To get a quick sampling of the food, I ordered the yogurt salad (similar to other Middle Eastern cuisines), cuttlefish with coconut curry (sounds very Asian), and a mutton stew with rukhal - a local bread variety. Mixed fruit juices seem to be the thing to do in Oman, so I ordered one up. The coconut curry wasn't as Thai as I initial thought, and was more Indian in flavor. The stew was very interesting, as the rukhal has been boiled in the stew is now soft but not yet mushy. I leave feeling satisfied. There is a McDonald's right in front of the restaurant, but I decide to wait for another opportunity to try the local specialties.
The afternoon's itinerary includes Mutrah, the old port of Muscat, as well as the old Muscat city itself. I start with the Sultan's Place in Muscat, which is a fanciful and colorful creation, probably done in the 70's (which seems to fit the time that Sultan Qaboos started his reign). It is situated inside a bay and is flanked by the Al-Mirani and Al-Jalali Forts, making its defense fairly easy. A series of 20mm guns, painted red and black, face the bay as a warning to intruders.

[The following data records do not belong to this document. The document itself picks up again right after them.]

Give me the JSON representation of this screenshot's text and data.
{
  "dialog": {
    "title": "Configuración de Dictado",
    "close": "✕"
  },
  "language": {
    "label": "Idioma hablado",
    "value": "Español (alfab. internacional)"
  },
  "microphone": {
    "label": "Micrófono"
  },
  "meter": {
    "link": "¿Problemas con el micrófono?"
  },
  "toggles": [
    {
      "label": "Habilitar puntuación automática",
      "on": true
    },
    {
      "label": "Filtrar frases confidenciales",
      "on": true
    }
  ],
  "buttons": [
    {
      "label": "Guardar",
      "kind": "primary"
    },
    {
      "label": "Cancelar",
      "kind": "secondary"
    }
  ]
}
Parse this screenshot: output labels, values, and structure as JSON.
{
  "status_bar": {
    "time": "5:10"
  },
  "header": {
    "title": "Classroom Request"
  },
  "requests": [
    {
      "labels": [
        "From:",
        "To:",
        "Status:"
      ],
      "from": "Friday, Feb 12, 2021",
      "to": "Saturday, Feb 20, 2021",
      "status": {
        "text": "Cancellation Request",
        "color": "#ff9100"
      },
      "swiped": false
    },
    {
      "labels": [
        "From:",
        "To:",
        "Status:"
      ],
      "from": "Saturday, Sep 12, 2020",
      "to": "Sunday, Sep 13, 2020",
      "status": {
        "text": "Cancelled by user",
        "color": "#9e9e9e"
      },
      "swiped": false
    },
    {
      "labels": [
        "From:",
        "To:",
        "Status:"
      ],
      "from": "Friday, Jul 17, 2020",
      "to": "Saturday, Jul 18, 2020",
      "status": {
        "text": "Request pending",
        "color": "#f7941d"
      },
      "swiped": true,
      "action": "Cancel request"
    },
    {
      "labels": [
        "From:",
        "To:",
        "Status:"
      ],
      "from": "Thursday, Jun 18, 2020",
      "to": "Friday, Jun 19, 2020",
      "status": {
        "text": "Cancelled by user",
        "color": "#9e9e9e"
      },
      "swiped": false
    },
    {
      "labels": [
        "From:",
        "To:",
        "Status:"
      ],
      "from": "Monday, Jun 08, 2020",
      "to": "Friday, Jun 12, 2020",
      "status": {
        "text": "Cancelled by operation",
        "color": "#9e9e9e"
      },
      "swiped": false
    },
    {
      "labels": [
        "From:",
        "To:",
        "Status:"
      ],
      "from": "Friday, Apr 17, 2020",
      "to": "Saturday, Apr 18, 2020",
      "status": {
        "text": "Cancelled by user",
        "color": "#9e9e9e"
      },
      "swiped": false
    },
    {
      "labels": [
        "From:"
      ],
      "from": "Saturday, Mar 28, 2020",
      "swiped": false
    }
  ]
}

The gardens surrounding the palace have immaculate lawns and are strewn with colorful morning glory in various shades. The Sultan sure loves his flowers. In fact, Muscat's highways are lined with these colorful flowers and watered during the blooming season.
A short cab ride and I'm in Mutrah, where I was dropped off at the Corniche and admired the view of the beautiful harbor. The sun is going down now and the warm light on the rocks looks wonderful. A flock of seagulls hang around the water's edge in search of food. The Sultan's private yacht is docked here, behind a beautiful dhow moored in the middle of the harbor. I take an easy stroll along the Corniche and soak in the atmosphere.
After a while I duck into the Mutrah Souk - the traditional market. I am instantly confronted with shops selling all types of goods - perfumeries selling traditional, intense scents in expensive crystal bottles; spice traders with their frankincense wrapped in small plastic bags and large sacks of green henna; clothing stores which either sell the traditional white robes and hats worn by the men, or the black chadors worn by women. None appeal to me, not even the frankincense that I was determined to buy here. Time to return to the hotel.
Dinner was a non-event, as I took in the buffet dinner at the Grand Hyatt cafe. I'm still beat from the previous night and sleep early, in preparation for the expeditions of the next two days.